The tiny village of Latchley sits on the north-facing slope of a buff around which the Tamar traces one of its many meanders between Lifton and the estuary. There was no one around as we passed through early on an April Sunday morning.
The village footprint has barely changed since the 1884 OS Map (Cornwall XXIII.16, surveyed 1883). The sense of place more so. The Wesleyan Chapel and School long since turned into homes. The small church now a B&B. No shop, no pub. No community spaces.
Back in 1884 industrial decline was raw and recent and is called out by the Ordnance Survey cartographers. Within half a mile of the village centre the hillside is littered with copperplate italics;
New Devon Consols Mine (Copper, Disused)
Duchy Great Consols Mine (Copper, Disused)
West Devon Consols Mine (Copper, Disused)
Wheal Williams (Copper, Disused).
Time deadens the impact of change, on the current map these markings have all but disappeared, with only one anonymous Mine (dis) picked out.
We catch an enticing glimpse of a longer view as we leave the village, hugging a contour as we walk towards Greenscoombe Woods. In one glanced moment this place is framed comprehensively in its context.
I gaze beyond the clipped bauble garden shrubs and over the couple of post-war bungalows bordering this side of the village, shallow brown-tiled roofs atop creamy coarse pebbledash.
First comes a dark layer of managed coniferous plantation.

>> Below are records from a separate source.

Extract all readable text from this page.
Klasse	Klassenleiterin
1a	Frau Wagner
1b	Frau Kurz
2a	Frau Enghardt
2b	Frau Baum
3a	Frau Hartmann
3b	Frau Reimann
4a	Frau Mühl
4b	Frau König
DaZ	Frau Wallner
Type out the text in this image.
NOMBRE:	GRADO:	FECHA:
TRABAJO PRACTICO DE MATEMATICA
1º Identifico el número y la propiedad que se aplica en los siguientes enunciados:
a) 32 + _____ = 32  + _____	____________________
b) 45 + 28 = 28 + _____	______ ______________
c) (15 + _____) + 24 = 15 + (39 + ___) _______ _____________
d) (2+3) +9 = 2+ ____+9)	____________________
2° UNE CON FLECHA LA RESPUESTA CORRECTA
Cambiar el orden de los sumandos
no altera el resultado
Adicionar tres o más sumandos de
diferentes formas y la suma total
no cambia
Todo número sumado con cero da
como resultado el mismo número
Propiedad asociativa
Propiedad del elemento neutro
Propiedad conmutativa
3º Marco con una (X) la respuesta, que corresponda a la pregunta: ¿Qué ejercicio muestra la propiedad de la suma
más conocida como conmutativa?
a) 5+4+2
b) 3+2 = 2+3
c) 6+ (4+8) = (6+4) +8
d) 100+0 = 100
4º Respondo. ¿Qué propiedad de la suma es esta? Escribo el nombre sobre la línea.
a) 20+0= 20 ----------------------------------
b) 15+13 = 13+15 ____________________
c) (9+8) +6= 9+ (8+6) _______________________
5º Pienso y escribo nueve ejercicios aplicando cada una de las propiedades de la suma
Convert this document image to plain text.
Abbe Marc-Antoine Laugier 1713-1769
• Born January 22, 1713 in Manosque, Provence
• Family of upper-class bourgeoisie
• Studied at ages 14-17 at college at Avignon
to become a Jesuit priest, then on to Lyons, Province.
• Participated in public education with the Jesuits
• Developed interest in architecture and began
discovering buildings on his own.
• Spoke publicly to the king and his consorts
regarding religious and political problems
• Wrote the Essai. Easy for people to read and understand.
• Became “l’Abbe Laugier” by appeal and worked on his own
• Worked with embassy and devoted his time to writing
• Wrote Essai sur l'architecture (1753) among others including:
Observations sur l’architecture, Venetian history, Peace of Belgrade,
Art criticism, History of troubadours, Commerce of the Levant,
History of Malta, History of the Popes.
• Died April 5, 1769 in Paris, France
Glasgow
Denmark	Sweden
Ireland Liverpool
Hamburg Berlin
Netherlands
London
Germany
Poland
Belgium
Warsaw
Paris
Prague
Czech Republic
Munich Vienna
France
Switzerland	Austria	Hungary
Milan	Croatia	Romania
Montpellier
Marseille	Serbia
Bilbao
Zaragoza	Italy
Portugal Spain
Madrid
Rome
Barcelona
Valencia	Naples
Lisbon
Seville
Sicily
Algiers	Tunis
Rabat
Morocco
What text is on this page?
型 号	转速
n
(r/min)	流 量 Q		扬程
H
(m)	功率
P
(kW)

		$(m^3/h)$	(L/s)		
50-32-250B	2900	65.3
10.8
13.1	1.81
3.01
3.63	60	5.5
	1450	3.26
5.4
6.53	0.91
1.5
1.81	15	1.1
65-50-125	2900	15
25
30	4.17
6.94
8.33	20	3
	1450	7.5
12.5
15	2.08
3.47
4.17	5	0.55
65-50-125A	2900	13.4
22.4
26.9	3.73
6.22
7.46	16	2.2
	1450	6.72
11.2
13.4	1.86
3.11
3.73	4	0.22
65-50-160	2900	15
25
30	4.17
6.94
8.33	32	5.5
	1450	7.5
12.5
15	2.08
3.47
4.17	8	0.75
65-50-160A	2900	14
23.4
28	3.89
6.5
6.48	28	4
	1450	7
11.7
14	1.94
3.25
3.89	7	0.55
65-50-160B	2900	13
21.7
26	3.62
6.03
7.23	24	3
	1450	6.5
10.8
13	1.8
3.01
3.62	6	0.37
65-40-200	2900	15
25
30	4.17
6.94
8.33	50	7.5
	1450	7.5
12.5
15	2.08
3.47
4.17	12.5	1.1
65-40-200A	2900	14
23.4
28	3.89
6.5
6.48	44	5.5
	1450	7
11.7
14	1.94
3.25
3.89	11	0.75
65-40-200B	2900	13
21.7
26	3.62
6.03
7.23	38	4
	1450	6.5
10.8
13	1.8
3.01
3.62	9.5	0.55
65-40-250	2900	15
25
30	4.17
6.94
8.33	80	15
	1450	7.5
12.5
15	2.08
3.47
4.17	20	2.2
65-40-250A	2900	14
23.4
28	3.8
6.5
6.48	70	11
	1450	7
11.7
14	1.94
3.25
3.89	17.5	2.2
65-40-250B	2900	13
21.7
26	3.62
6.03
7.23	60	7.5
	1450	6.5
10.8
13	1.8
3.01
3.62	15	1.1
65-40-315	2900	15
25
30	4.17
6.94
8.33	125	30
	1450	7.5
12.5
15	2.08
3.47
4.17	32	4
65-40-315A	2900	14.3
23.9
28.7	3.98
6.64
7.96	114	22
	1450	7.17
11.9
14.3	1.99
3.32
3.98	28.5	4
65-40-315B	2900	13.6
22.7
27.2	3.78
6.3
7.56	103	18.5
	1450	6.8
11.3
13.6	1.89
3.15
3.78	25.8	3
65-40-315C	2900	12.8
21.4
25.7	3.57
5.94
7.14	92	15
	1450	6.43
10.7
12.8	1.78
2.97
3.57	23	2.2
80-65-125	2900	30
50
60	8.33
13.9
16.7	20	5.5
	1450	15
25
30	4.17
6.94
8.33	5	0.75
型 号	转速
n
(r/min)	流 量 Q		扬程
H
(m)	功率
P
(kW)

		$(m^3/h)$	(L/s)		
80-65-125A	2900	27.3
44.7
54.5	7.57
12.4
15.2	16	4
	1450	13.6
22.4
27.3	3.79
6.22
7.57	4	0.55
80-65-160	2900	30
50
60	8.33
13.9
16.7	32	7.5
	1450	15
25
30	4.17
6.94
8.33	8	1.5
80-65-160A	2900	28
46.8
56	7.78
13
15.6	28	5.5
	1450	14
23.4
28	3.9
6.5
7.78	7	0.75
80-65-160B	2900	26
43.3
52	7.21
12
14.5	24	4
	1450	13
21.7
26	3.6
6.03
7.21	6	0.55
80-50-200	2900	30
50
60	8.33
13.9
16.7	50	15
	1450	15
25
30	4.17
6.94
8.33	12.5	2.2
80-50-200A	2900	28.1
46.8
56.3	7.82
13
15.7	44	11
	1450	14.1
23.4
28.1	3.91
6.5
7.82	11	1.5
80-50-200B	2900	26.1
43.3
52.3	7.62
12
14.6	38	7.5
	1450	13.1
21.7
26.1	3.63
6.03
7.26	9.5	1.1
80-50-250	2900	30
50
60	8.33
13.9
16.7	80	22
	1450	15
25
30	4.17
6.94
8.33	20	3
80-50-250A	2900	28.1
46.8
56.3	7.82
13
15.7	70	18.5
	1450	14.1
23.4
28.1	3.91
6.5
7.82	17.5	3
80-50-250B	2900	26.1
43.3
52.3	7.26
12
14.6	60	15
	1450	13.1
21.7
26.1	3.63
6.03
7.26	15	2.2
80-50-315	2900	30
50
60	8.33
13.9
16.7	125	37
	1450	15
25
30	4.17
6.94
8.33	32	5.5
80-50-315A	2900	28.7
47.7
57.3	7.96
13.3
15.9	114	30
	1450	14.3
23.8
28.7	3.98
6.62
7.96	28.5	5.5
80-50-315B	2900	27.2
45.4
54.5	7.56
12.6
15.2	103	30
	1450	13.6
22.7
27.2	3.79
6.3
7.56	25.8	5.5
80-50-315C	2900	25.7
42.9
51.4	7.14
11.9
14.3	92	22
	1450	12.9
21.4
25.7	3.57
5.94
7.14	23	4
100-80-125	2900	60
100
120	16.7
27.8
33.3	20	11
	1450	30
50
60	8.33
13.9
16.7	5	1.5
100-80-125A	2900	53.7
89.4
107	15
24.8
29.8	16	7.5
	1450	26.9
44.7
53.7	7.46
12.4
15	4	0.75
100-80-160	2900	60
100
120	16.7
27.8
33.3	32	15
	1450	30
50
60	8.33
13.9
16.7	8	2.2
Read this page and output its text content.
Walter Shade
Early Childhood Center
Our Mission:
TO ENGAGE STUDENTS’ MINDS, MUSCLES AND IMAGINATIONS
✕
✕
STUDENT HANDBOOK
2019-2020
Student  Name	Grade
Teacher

Interleaved behind are rolling fields. Fresh grassy shapes marked out by darker green hedgerows.
And finally, barely there before the pale blue sky takes over, the rugged horizon of Dartmoor.
I love the snapshot of these different landscapes, coming together to tell the story of the earth beneath and the chapters of human activity. The variety of landscapes we encounter along the Tamara Way is one of the route’s attractions, unfolding the tale of the river and the world around her.